Hello @mhe Good question. Basically, all copy in a branded piece has implications for the brand. When you present the definition/criteria for “optimal benefit” you are suggesting that the product gets patients to “optimal benefit”. This is likely not substantiated as the clinical endpoint in the study was probably not “optimal benefit”. Claims, both direct and implied, must be supported by statistically significant findings from a well designed, published study. With respect to adding a disclaimer, it is not sufficient to state or imply claims and then use a disclaimer to off-set them. That which cannot be supported should not be stated or implied. Happy Holidays!

Good morning @palanski Great question. There has been an increase in HCP assets that direct HCPs to pre-gate spaces containing consumer content. For transparency, when you are directing this audience to a message not intended for them, they should be made clear of this fact. URLs that direct HCPs to landing pages that contain only administrative messages such as “log in here” would not require this disclaimer.

@jennifer-carroll Thank you for your helpful response!

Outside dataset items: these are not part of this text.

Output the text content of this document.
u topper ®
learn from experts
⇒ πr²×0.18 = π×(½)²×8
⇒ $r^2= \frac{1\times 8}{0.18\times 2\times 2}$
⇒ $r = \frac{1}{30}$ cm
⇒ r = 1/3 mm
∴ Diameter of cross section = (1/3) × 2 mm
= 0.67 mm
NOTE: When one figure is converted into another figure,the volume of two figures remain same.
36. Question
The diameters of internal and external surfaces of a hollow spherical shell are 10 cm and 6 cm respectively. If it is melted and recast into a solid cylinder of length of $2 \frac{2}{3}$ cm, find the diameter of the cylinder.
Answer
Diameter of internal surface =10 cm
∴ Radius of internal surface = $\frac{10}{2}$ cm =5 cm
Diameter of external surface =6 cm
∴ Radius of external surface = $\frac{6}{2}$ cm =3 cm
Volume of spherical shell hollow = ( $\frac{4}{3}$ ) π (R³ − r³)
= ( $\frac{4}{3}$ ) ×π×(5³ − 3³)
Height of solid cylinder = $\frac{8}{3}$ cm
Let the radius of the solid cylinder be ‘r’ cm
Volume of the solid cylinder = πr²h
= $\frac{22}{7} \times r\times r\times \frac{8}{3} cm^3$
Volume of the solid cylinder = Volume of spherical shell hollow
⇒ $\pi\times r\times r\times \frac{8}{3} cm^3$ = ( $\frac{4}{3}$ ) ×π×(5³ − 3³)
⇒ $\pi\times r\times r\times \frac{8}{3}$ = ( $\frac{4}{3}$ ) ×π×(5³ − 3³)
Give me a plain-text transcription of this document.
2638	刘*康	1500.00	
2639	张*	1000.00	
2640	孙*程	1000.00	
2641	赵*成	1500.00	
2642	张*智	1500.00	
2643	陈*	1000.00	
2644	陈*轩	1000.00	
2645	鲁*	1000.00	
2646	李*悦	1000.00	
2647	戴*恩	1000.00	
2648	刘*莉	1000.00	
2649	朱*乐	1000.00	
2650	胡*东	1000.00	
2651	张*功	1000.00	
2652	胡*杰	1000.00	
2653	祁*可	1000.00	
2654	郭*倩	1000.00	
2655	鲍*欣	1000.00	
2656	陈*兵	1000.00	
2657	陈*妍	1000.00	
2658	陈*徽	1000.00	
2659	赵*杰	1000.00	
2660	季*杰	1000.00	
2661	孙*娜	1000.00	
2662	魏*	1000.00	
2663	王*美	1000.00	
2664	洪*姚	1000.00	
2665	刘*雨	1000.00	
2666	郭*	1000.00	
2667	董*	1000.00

Hello @username No. Code section 3.1.1 states: Clinical or therapeutic claims must be based on published, peer-reviewed, controlled, and well-designed studies with clinical and statistical significance clearly indicated. Review articles, pooled data, meta-analysis, post-hoc analysis, and observational studies are generally regarded as not being evidence to support claims in drug advertising. Data included in the TMA may be acceptable.

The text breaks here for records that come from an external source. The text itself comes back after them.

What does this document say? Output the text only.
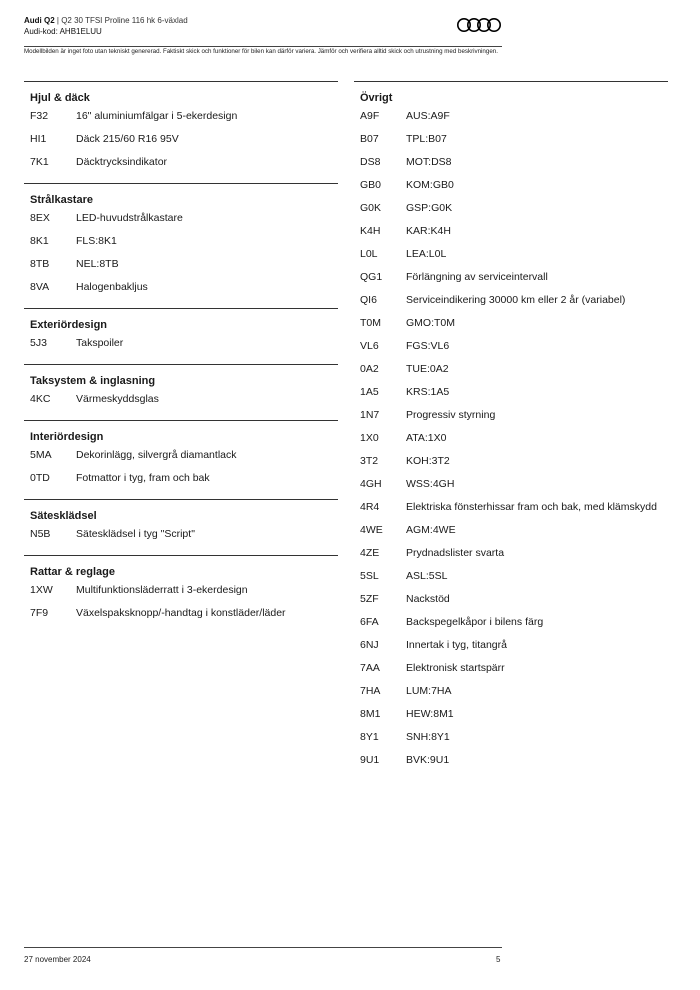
Audi Q2 | Q2 30 TFSI Proline 116 hk 6-växlad
Audi-kod: AHB1ELUU
Modellbilden är inget foto utan tekniskt genererad. Faktiskt skick och funktioner för bilen kan därför variera. Jämför och verifiera alltid skick och utrustning med beskrivningen.
Hjul & däck
F32	16" aluminiumfälgar i 5-ekerdesign
HI1	Däck 215/60 R16 95V
7K1	Däcktrycksindikator
Strålkastare
8EX	LED-huvudstrålkastare
8K1	FLS:8K1
8TB	NEL:8TB
8VA	Halogenbakljus
Exteriördesign
5J3	Takspoiler
Taksystem & inglasning
4KC	Värmeskyddsglas
Interiördesign
5MA	Dekorinlägg, silvergrå diamantlack
0TD	Fotmattor i tyg, fram och bak
Sätesklädsel
N5B	Sätesklädsel i tyg "Script"
Rattar & reglage
1XW	Multifunktionsläderratt i 3-ekerdesign
7F9	Växelspaksknopp/-handtag i konstläder/läder
Övrigt
A9F	AUS:A9F
B07	TPL:B07
DS8	MOT:DS8
GB0	KOM:GB0
G0K	GSP:G0K
K4H	KAR:K4H
L0L	LEA:L0L
QG1	Förlängning av serviceintervall
QI6	Serviceindikering 30000 km eller 2 år (variabel)
T0M	GMO:T0M
VL6	FGS:VL6
0A2	TUE:0A2
1A5	KRS:1A5
1N7	Progressiv styrning
1X0	ATA:1X0
3T2	KOH:3T2
4GH	WSS:4GH
4R4	Elektriska fönsterhissar fram och bak, med klämskydd
4WE	AGM:4WE
4ZE	Prydnadslister svarta
5SL	ASL:5SL
5ZF	Nackstöd
6FA	Backspegelkåpor i bilens färg
6NJ	Innertak i tyg, titangrå
7AA	Elektronisk startspärr
7HA	LUM:7HA
8M1	HEW:8M1
8Y1	SNH:8Y1
9U1	BVK:9U1
27 november 2024	5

@jennifer-carroll thank you Jennifer!

@jennifer-carroll Thank you this was very helpful

@jennifer-carroll Thank you for your input, Jennifer! We'll take this all into consideration.

@natbourre All materials should be reviewed and approved by the manufacturer’s medical department prior to submission to PAAB as per the efile submission form and Code section 1.6B3. However, this does not negate the requirement to annotate the references to facilitate PAAB review of the APS against advertising regulations. Please see our new guidance document for the submission process for directions on referencing.

Hey @hannah Please see Q&A 338 listed above.

Good morning @gmc PAAB has issued advisories and guidance regarding formulary claims since 2010. In addition, we have received feedback from formularies regarding the presentation of formulary coverage in APS since then. The 2010 eFile may not reflect the more recent information and should not be used as precedent. We suggest submitting for an opinion should there be more specific questions regarding the proposed project.

Hi @abyscat, In general, if a specific coverage criteria is broader then the product’s indication or terms of market authorization, it is considered off-label and not acceptable in advertising. We suggest calling PAAB or submitting an opinion if there is specific formulary criteria that may require further clarification.

Hey @charlton No, a patient case is not required to be on a patient who actually participated in the PM trial.

Hey @kshulist This sounds like a specific question about a specific file and issue. It would be best addressed by discussing the specifics of the request with the reviewer of the file, in the context of the actual claim and indication, particularly since there are additional considerations for exclusivity claims. As a general principle, claims with the phrase “…indicated for…” require the verbatim indication, whereas non-verbatim/truncated indication claims may appear as “…indicated in…”. A “first and only” claim like that described, would appear to be an indication comparison and therefore require the copy “indicated in/for”.

Good Morning @username To set the context of the response, please see Q&A 500 . If the copy falls outside of the scope of the PAAB code, we can provide an advisory response on content. To support instructions for a demo device, we could consider a letter from medical confirming that the instructions are accurate per how they would counsel an HCP should they contact medical for directions on use. No copy should contradict the product labelling or package insert and clinical conclusions should not be inferred.

Hey @username In the context of a study design, with no additional weight that would emphasize the endpoint, it would likely be acceptable to mention the endpoint.